In API controllers the result is returned rather than being rendered directly. In fact, the base controller has no render() method at all. The result is rendered by the dispatcher.

The Data Class

Usually, you will return an array which is easily passed to other functions or rendered to JSON. Returning an array in this way represents a 200 response. If you want to return some other response code you can return a Garden\Web\Data object that takes an HTTP status code as an argument in its constructor. The Data class also implements array access so it’s fairly easy to move from an array to an instance of this class.

You can also return an object that implements JsonSerializable. An object like this that doesn’t have any other specific information will only renderable as JSON which isn’t as forwards-compatible as the other classes so be careful here. The Data class isn’t in its final form and it will get more and more support for advanced scenarios in the future.

Tips And Tricks

  • Try and not reference any global objects or static methods in your controllers. Use dependency injection. We are trying to wrestle globals out of our application. This won’t be 100% possible at first, but keep the theory in the back of your mind.

  • Clever, yet lazy developers may notice that action methods have just gotten a lot longer than previous API versions. This is all for good reason and I hope this guide lays that out quite clearly. We want a good, testable, secure API. The only way to achieve that is to have the endpoints properly specified. This will pay dividends in the long term. Okay this isn’t exactly a tip or a trick, but the clever yet lazy developer is likely to scroll and read only this section.

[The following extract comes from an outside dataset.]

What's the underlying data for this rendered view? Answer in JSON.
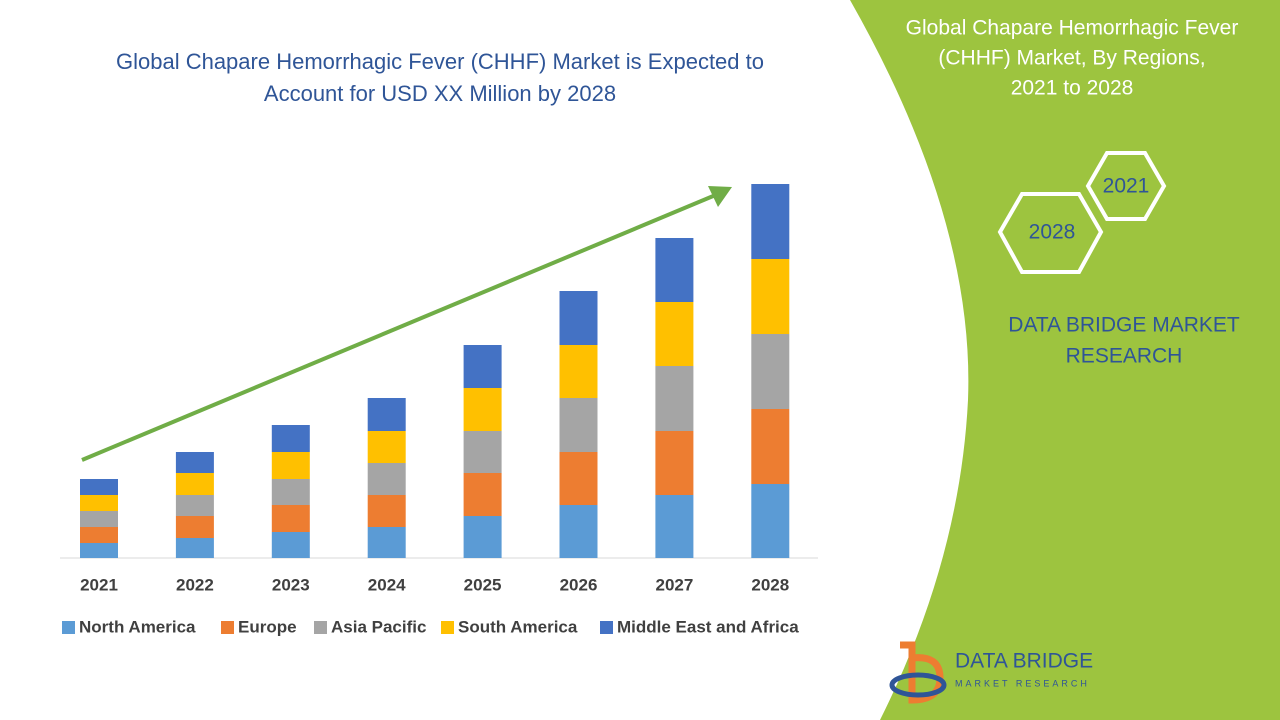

  • Still, defining schemas is probably going to be the most arduous task. If you define a method that returns the output schema for your get() endpoint then you’ll be able to use that same schema as the row format of your index() endpoint:

    public function getRowSchema($method) {
        return $this->schema([
                ...
            ], $method, 'out');
    }
    
    // In your index() endpoint:
    $out = $this->schema([
            '*:a' => $this->getRowSchema('')
        ], __FUNCTION__, 'out');
    
    // In your get() endpoint:
    $out = $this->getRowSchema(__FUNCTION__);
    
  • Remember to always make the initial call to permission(). Protect that endpoint!

  • You may have noticed that the examples above have odd names for the schema variables. That’s because variables with three characters indent nicely with method chaining, and schemas are very likely to method chain. Don’t hate on the 3LVs.